I got attracted to the field of Intellectual Capital about four years ago. From the very beginning I wanted to address the question of how to commercialize the concept of Intellectual Capital, because then and only then would the concept find widespread mainstream acceptance. With this background, I deliberately focused on the fourth suggestion made by Stewart – valuing Intellectual Assets. I reasoned that if I could devise a reasonably accurate method of valuing the Intellectual Capital of a firm at a point in time, this information could be used by potential investors for their benefit. And the more the investors benefited, more would be the acceptance of the concept. The ICTracker product was born out of this thinking. At the present time, ICTracker calculates the Intellectual Capital of the top 50 listed Indian firms once every quarter. The Intellectual Capital thus calculated is added to the published Networth of the firm to get the total firm value, which is then compared against the prevailing Market cap to make an assessment of whether the firm is over valued or under valued. The algorithm used for calculating the Intellectual Capital of the firm is based on the Intangibles Scoreboard methodology by Gu and Lev (2002). The basic approach advocated by them has been modified by me to take care of troublesome real life concepts such as minority interest, goodwill, accounting intangibles, risk premium, liquidity premium, preferred capital, employee stock options, etc. These modifications result in an output that can be practically used by investors to beat the broader market index itself. Calculations made by me show that over a period of five years from Jan 2006 to Dec 2010, predictions from the ICTracker would have resulted in a gain in excess of 43% over the Sensex and the Nifty indexes.
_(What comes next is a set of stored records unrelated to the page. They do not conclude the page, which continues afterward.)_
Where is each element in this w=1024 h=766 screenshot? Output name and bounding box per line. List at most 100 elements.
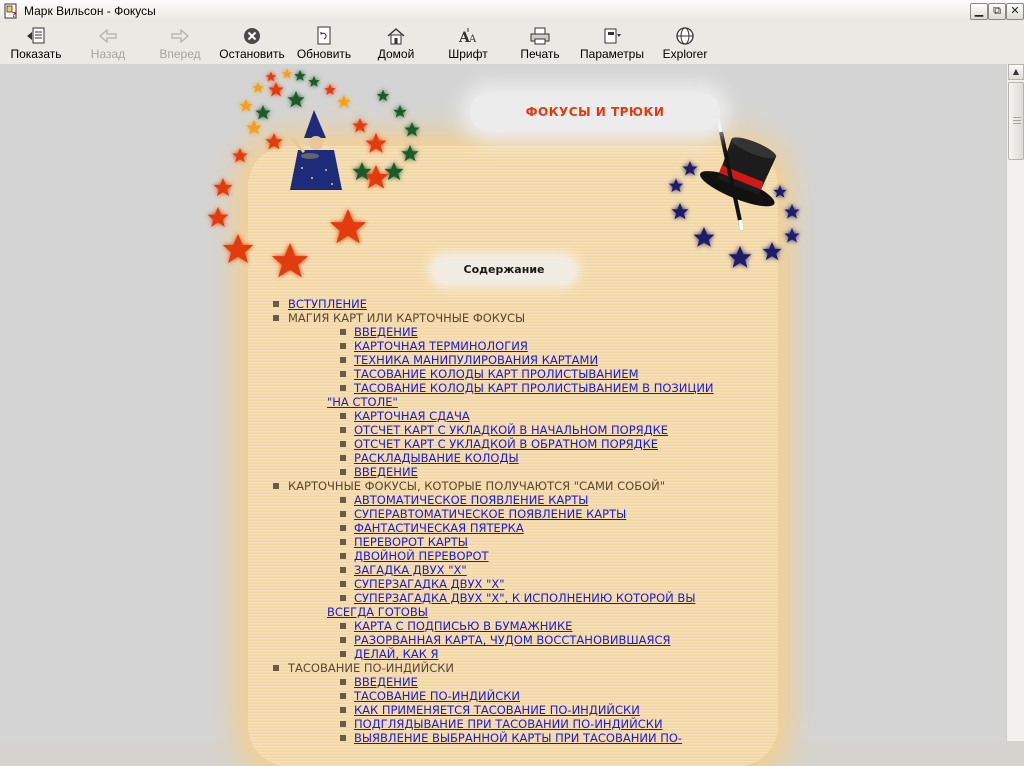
toc-link[interactable]: ВВЕДЕНИЕ: [354, 325, 418, 339]
toc-link[interactable]: "НА СТОЛЕ": [327, 395, 398, 409]
toc-link[interactable]: СУПЕРЗАГАДКА ДВУХ "Х": [354, 577, 505, 591]
toc-item: ТАСОВАНИЕ ПО-ИНДИЙСКИ: [270, 661, 710, 675]
options-button[interactable]: Параметры: [578, 24, 646, 62]
bullet-icon: [340, 707, 346, 713]
scroll-up-button[interactable]: ▲: [1008, 64, 1024, 80]
toc-item[interactable]: ВВЕДЕНИЕ: [270, 465, 710, 479]
toc-item[interactable]: ВСЕГДА ГОТОВЫ: [270, 605, 710, 619]
toc-section-label: МАГИЯ КАРТ ИЛИ КАРТОЧНЫЕ ФОКУСЫ: [288, 311, 526, 325]
toc-link[interactable]: ВСТУПЛЕНИЕ: [288, 297, 367, 311]
bullet-icon: [273, 665, 279, 671]
toc-item[interactable]: СУПЕРАВТОМАТИЧЕСКОЕ ПОЯВЛЕНИЕ КАРТЫ: [270, 507, 710, 521]
bullet-icon: [340, 525, 346, 531]
bullet-icon: [340, 595, 346, 601]
close-button[interactable]: ✕: [1006, 3, 1024, 20]
toc-link[interactable]: АВТОМАТИЧЕСКОЕ ПОЯВЛЕНИЕ КАРТЫ: [354, 493, 588, 507]
toc-item[interactable]: ТАСОВАНИЕ ПО-ИНДИЙСКИ: [270, 689, 710, 703]
toc-item[interactable]: СУПЕРЗАГАДКА ДВУХ "Х", К ИСПОЛНЕНИЮ КОТО…: [270, 591, 710, 605]
toc-link[interactable]: ДЕЛАЙ, КАК Я: [354, 647, 439, 661]
toc-item[interactable]: КАРТОЧНАЯ СДАЧА: [270, 409, 710, 423]
toc-item[interactable]: ОТСЧЕТ КАРТ С УКЛАДКОЙ В НАЧАЛЬНОМ ПОРЯД…: [270, 423, 710, 437]
toc-link[interactable]: ТЕХНИКА МАНИПУЛИРОВАНИЯ КАРТАМИ: [354, 353, 598, 367]
toc-link[interactable]: ОТСЧЕТ КАРТ С УКЛАДКОЙ В НАЧАЛЬНОМ ПОРЯД…: [354, 423, 668, 437]
toc-link[interactable]: СУПЕРАВТОМАТИЧЕСКОЕ ПОЯВЛЕНИЕ КАРТЫ: [354, 507, 626, 521]
stop-icon: [244, 28, 260, 44]
vertical-scrollbar[interactable]: ▲: [1006, 64, 1024, 741]
toc-link[interactable]: РАЗОРВАННАЯ КАРТА, ЧУДОМ ВОССТАНОВИВШАЯС…: [354, 633, 671, 647]
toc-section-label: ТАСОВАНИЕ ПО-ИНДИЙСКИ: [288, 661, 454, 675]
toc-link[interactable]: ТАСОВАНИЕ КОЛОДЫ КАРТ ПРОЛИСТЫВАНИЕМ В П…: [354, 381, 714, 395]
bullet-icon: [340, 385, 346, 391]
grip-line: [1013, 117, 1021, 118]
bullet-icon: [340, 497, 346, 503]
toc-link[interactable]: ДВОЙНОЙ ПЕРЕВОРОТ: [354, 549, 489, 563]
stop-button[interactable]: Остановить: [219, 24, 285, 62]
toc-link[interactable]: ЗАГАДКА ДВУХ "Х": [354, 563, 467, 577]
toc-link[interactable]: РАСКЛАДЫВАНИЕ КОЛОДЫ: [354, 451, 519, 465]
toc-link[interactable]: ТАСОВАНИЕ ПО-ИНДИЙСКИ: [354, 689, 520, 703]
bullet-icon: [340, 735, 346, 741]
toc-link[interactable]: ОТСЧЕТ КАРТ С УКЛАДКОЙ В ОБРАТНОМ ПОРЯДК…: [354, 437, 658, 451]
toc-item[interactable]: ТАСОВАНИЕ КОЛОДЫ КАРТ ПРОЛИСТЫВАНИЕМ В П…: [270, 381, 714, 395]
close-icon: ✕: [1010, 4, 1020, 17]
toc-item[interactable]: ЗАГАДКА ДВУХ "Х": [270, 563, 710, 577]
toc-link[interactable]: КАРТОЧНАЯ ТЕРМИНОЛОГИЯ: [354, 339, 528, 353]
show-button[interactable]: Показать: [6, 24, 66, 62]
toc-item[interactable]: РАЗОРВАННАЯ КАРТА, ЧУДОМ ВОССТАНОВИВШАЯС…: [270, 633, 710, 647]
font-button[interactable]: A A Шрифт: [444, 24, 492, 62]
minimize-button[interactable]: ▁: [970, 3, 988, 20]
wizard-figure: [290, 110, 342, 190]
show-pane-icon: [27, 27, 45, 44]
toc-link[interactable]: КАРТОЧНАЯ СДАЧА: [354, 409, 470, 423]
bullet-icon: [340, 427, 346, 433]
toc-item[interactable]: КАРТОЧНАЯ ТЕРМИНОЛОГИЯ: [270, 339, 710, 353]
toc-item[interactable]: "НА СТОЛЕ": [270, 395, 710, 409]
toc-item[interactable]: ПОДГЛЯДЫВАНИЕ ПРИ ТАСОВАНИИ ПО-ИНДИЙСКИ: [270, 717, 710, 731]
toc-item[interactable]: РАСКЛАДЫВАНИЕ КОЛОДЫ: [270, 451, 710, 465]
scroll-thumb[interactable]: [1008, 82, 1024, 160]
toc-item[interactable]: КАРТА С ПОДПИСЬЮ В БУМАЖНИКЕ: [270, 619, 710, 633]
toc-link[interactable]: ТАСОВАНИЕ КОЛОДЫ КАРТ ПРОЛИСТЫВАНИЕМ: [354, 367, 639, 381]
toc-item[interactable]: ТЕХНИКА МАНИПУЛИРОВАНИЯ КАРТАМИ: [270, 353, 710, 367]
toolbar: Показать Назад Вперед Остановить Обновит…: [0, 22, 1024, 65]
toc-link[interactable]: ПЕРЕВОРОТ КАРТЫ: [354, 535, 468, 549]
font-icon: A A: [458, 28, 477, 46]
toc-item[interactable]: СУПЕРЗАГАДКА ДВУХ "Х": [270, 577, 710, 591]
toc-item[interactable]: ОТСЧЕТ КАРТ С УКЛАДКОЙ В ОБРАТНОМ ПОРЯДК…: [270, 437, 710, 451]
toc-item[interactable]: ПЕРЕВОРОТ КАРТЫ: [270, 535, 710, 549]
restore-icon: ⧉: [993, 4, 1001, 17]
toc-item[interactable]: ДЕЛАЙ, КАК Я: [270, 647, 710, 661]
toc-link[interactable]: ФАНТАСТИЧЕСКАЯ ПЯТЕРКА: [354, 521, 524, 535]
toc-link[interactable]: КАРТА С ПОДПИСЬЮ В БУМАЖНИКЕ: [354, 619, 572, 633]
home-icon: [387, 28, 405, 45]
bullet-icon: [340, 511, 346, 517]
forward-button[interactable]: Вперед: [152, 24, 208, 62]
explorer-button[interactable]: Explorer: [660, 24, 710, 62]
print-button-label: Печать: [520, 47, 560, 61]
toc-link[interactable]: ВВЕДЕНИЕ: [354, 675, 418, 689]
print-button[interactable]: Печать: [516, 24, 564, 62]
refresh-button[interactable]: Обновить: [295, 24, 353, 62]
toc-item[interactable]: ТАСОВАНИЕ КОЛОДЫ КАРТ ПРОЛИСТЫВАНИЕМ: [270, 367, 710, 381]
toc-item[interactable]: КАК ПРИМЕНЯЕТСЯ ТАСОВАНИЕ ПО-ИНДИЙСКИ: [270, 703, 710, 717]
toc-link[interactable]: КАК ПРИМЕНЯЕТСЯ ТАСОВАНИЕ ПО-ИНДИЙСКИ: [354, 703, 640, 717]
toc-item[interactable]: ФАНТАСТИЧЕСКАЯ ПЯТЕРКА: [270, 521, 710, 535]
toc-item[interactable]: ВСТУПЛЕНИЕ: [270, 297, 710, 311]
top-hat: [700, 137, 777, 207]
toc-link[interactable]: ВЫЯВЛЕНИЕ ВЫБРАННОЙ КАРТЫ ПРИ ТАСОВАНИИ …: [354, 731, 682, 745]
toc-link[interactable]: ПОДГЛЯДЫВАНИЕ ПРИ ТАСОВАНИИ ПО-ИНДИЙСКИ: [354, 717, 663, 731]
toc-item[interactable]: ВВЕДЕНИЕ: [270, 325, 710, 339]
toc-item[interactable]: АВТОМАТИЧЕСКОЕ ПОЯВЛЕНИЕ КАРТЫ: [270, 493, 710, 507]
toc-item[interactable]: ВЫЯВЛЕНИЕ ВЫБРАННОЙ КАРТЫ ПРИ ТАСОВАНИИ …: [270, 731, 710, 745]
back-button[interactable]: Назад: [80, 24, 136, 62]
toc-link[interactable]: ВСЕГДА ГОТОВЫ: [327, 605, 428, 619]
bullet-icon: [340, 343, 346, 349]
toc-link[interactable]: ВВЕДЕНИЕ: [354, 465, 418, 479]
toc-item[interactable]: ВВЕДЕНИЕ: [270, 675, 710, 689]
bullet-icon: [340, 413, 346, 419]
bullet-icon: [340, 357, 346, 363]
toc-item[interactable]: ДВОЙНОЙ ПЕРЕВОРОТ: [270, 549, 710, 563]
toc-link[interactable]: СУПЕРЗАГАДКА ДВУХ "Х", К ИСПОЛНЕНИЮ КОТО…: [354, 591, 695, 605]
home-button[interactable]: Домой: [372, 24, 420, 62]
restore-button[interactable]: ⧉: [988, 3, 1006, 20]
More importantly, I have been able to simplify the process of stock picking using the concept of Intellectual Capital into three easy steps. The first step is to check whether the firm is making money - not profits but cash. We use EVA for this purpose, which calculates the excess money the firm has leftover after paying its cost of capital. So to begin with we look for firms that are making money every quarter. Secondly, we look for the knowledge content of the firm – is that excess money coming from tangible assets or intangible assets? In general, we prefer firms that are making money from intangible assets since they have a competitive advantage in the marketplace that is hard to replicate. For this we look at the Knowledge Basis of the firm – the ratio of the firms Intellectual Capital to its total worth. We want to pick firms with a high Knowledge Basis compared to the rest of the firms in the industry. Having selected firms that are making money and that have a high Knowledge basis, the final step is to look at whether the firm is undervalued. That is the signal to make an investment in the stock, since investors will always want to buy low and sell high. That’s it. That is how simple I want the practical application of Intellectual Capital to be. As I said earlier, the product is limited to the top 50 Indian stocks at the present time but I am making efforts to include all Indian stocks in the future. If I get there, I will then focus on stocks in other Knowledge markets. Meanwhile, I invite you to comment on what else can be done by IC practitioners to increase the widespread adoption of Intellectual Capital and bring it to the mainstream.